Sequence diagram showing sign-in using a federated identity credential.

Note that create() and store() are not used when working with the Federated Credential Management API.

Note: Support for federated identity in the Credential Management API was originally provided through the FederatedCredential interface. However, this mechanism depends on technologies such as third-party cookies, which are intrinsically privacy-invasive. These technologies were deprecated in browsers, therefore a new approach was needed.

One-time passwords

A one-time password (OTP) is an authentication technique in which the website sends a unique code to the user via a messaging system such as email or SMS. The user must then enter the code on the site to prove their control of the communications endpoint. Websites sometimes use this as a second authentication factor in addition to a password.

The WebOTP API defines the OTPCredential interface, which solves a specific usability problem in this exchange: when a user receives the code, they have to open a different application, find the message, then copy the code into a form on the website. This is awkward, especially on a mobile device, and especially when the device receiving the message is the same as the device being used to sign into the site.

In browsers that support the OTPCredential type, the website's front end can call navigator.credentials.get(), asking for an OTP credential, then ask the backend to generate a code and send the message containing it (only SMS is supported as a transport). The backend must send a specially formatted SMS message, which the browser can read.
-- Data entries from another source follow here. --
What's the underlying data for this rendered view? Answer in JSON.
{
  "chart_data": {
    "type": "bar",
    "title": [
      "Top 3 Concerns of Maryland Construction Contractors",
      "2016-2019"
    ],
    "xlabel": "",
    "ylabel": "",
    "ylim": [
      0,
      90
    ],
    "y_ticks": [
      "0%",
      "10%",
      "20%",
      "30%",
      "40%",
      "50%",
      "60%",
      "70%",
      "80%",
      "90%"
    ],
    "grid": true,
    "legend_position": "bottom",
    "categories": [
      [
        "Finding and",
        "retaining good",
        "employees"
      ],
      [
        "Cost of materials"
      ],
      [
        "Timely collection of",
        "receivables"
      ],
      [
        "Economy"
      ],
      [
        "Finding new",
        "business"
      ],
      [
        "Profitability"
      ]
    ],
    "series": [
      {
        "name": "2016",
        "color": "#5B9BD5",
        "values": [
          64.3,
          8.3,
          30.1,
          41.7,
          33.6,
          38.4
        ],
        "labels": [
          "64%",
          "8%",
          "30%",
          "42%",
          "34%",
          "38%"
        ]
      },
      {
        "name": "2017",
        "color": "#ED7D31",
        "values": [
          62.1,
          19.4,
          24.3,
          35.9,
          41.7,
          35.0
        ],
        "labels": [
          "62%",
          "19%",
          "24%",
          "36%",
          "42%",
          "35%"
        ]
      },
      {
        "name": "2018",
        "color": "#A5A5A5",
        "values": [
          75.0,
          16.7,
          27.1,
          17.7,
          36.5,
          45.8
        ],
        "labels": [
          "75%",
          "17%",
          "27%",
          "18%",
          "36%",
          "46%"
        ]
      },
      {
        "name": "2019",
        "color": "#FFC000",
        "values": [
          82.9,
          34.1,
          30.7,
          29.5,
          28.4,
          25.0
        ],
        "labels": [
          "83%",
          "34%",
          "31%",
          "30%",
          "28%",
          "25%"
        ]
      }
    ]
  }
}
The browser then returns an OTPCredential object in the fulfillment of the Promise returned from get(), and this object contains the code. The website front end can use the code to autofill an input element on the site, or submit the code to the server automatically.
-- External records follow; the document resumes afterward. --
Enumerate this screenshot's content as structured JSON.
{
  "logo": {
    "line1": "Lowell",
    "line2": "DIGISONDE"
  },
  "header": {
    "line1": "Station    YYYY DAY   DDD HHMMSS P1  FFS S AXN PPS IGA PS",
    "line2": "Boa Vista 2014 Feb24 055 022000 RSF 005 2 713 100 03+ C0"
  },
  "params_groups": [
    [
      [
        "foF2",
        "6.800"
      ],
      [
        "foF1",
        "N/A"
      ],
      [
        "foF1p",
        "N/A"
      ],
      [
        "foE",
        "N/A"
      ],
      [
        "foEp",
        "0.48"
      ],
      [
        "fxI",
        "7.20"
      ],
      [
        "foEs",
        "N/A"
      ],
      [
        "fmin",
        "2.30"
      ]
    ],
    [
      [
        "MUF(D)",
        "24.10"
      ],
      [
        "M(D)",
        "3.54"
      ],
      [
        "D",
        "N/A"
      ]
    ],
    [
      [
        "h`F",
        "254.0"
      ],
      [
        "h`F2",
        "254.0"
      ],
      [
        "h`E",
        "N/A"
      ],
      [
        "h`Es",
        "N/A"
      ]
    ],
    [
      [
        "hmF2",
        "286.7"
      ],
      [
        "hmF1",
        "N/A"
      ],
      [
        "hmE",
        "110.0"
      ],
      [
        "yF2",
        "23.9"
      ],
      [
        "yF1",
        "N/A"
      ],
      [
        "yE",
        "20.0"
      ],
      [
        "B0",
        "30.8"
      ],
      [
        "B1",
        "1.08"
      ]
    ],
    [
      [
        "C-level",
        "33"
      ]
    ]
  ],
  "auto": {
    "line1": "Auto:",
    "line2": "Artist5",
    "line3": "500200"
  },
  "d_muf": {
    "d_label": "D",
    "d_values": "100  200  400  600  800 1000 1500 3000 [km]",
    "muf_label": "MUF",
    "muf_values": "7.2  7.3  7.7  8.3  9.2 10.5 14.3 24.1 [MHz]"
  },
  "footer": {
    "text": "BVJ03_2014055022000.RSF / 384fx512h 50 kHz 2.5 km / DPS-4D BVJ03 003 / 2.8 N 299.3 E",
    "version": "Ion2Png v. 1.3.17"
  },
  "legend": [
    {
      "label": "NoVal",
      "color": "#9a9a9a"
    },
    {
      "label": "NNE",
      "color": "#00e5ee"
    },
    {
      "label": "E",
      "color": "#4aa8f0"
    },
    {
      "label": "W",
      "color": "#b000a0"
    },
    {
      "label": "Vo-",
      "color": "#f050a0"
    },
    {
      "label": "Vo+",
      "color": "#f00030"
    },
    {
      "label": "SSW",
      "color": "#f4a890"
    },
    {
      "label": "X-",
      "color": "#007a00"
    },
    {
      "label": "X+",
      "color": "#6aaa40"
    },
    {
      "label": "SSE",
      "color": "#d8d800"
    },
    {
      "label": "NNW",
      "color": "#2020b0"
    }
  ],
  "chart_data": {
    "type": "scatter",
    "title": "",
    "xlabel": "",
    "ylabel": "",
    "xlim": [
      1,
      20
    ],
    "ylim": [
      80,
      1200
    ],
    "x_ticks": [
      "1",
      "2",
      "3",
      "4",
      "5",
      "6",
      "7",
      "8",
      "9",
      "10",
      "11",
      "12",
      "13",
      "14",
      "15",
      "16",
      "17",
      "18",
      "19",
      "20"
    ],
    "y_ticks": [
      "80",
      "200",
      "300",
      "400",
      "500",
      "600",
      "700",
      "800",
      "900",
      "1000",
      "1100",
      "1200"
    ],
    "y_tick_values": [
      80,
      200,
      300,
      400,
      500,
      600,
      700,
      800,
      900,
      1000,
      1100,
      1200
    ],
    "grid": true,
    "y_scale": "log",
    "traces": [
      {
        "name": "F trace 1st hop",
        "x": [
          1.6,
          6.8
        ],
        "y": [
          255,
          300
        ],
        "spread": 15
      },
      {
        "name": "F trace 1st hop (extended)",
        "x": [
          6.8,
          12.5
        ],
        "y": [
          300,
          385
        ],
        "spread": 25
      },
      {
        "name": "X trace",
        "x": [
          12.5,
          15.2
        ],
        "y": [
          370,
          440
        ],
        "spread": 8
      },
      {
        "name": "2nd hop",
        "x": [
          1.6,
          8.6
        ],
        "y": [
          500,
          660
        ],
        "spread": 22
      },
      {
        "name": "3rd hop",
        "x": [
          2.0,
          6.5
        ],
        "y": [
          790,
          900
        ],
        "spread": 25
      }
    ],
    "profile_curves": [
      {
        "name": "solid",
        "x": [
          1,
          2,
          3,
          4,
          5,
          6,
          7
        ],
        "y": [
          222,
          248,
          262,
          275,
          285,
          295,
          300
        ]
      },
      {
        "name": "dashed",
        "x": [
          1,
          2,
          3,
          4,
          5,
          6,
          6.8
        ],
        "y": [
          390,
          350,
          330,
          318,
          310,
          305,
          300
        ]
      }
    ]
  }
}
Sequence diagram showing sign-in using an OTP credential.

Note that create() and store() are not used when working with OTP credentials.

Web Authentication assertions

The Web Authentication API (WebAuthn) enables users to log into websites by asking an authenticator to generate digitally signed assertions about a user's identity.

An authenticator is an entity that is inside or attached to the user's device, and that can perform the cryptographic operations needed to register and authenticate users, and securely store the cryptographic keys used in these operations. An authenticator might be integrated into the device, like the Touch ID system in Apple devices or the Windows Hello system, or it might be a removable module like a Yubikey.

Instead of passwords, WebAuthn uses public-key cryptography to authenticate users.

To register a user on a website using WebAuthn, call navigator.credentials.create(), providing all the information needed to create a key pair. The authenticator may first ask the user to authenticate themselves, for example using a biometric reader. It will then generate a key pair and return the public key. This key pair is specific to the user and the website. The authenticator may also generate and return a signed attestation: this is a statement that the authenticator itself is (for example) a genuine Yubikey.

The website front end sends the public key and attestation to the server, which verifies the attestation and stores the public key with the rest of the new user's account information.

Sequence diagram showing registration using Web Authentication.

To sign a user into the website, the front end code first fetches a random number from the server, called a challenge. Then it calls navigator.credentials.get(), passing in the challenge and some other options. The authenticator may, again, first ask the user to authenticate themselves, and will then sign the challenge using the private key.

The browser then returns a PublicKeyCredential object in the fulfillment of the Promise returned from get(), and this object contains the signed challenge, which is called an assertion. The website front end then sends the assertion to the server, which checks the signature using the stored public key, and decides whether to log the user in.

Sequence diagram showing sign-in using a Web Authentication assertion.

Note that store() is not used when working with WebAuthn: the key pair is created in the authenticator and the private key never leaves it.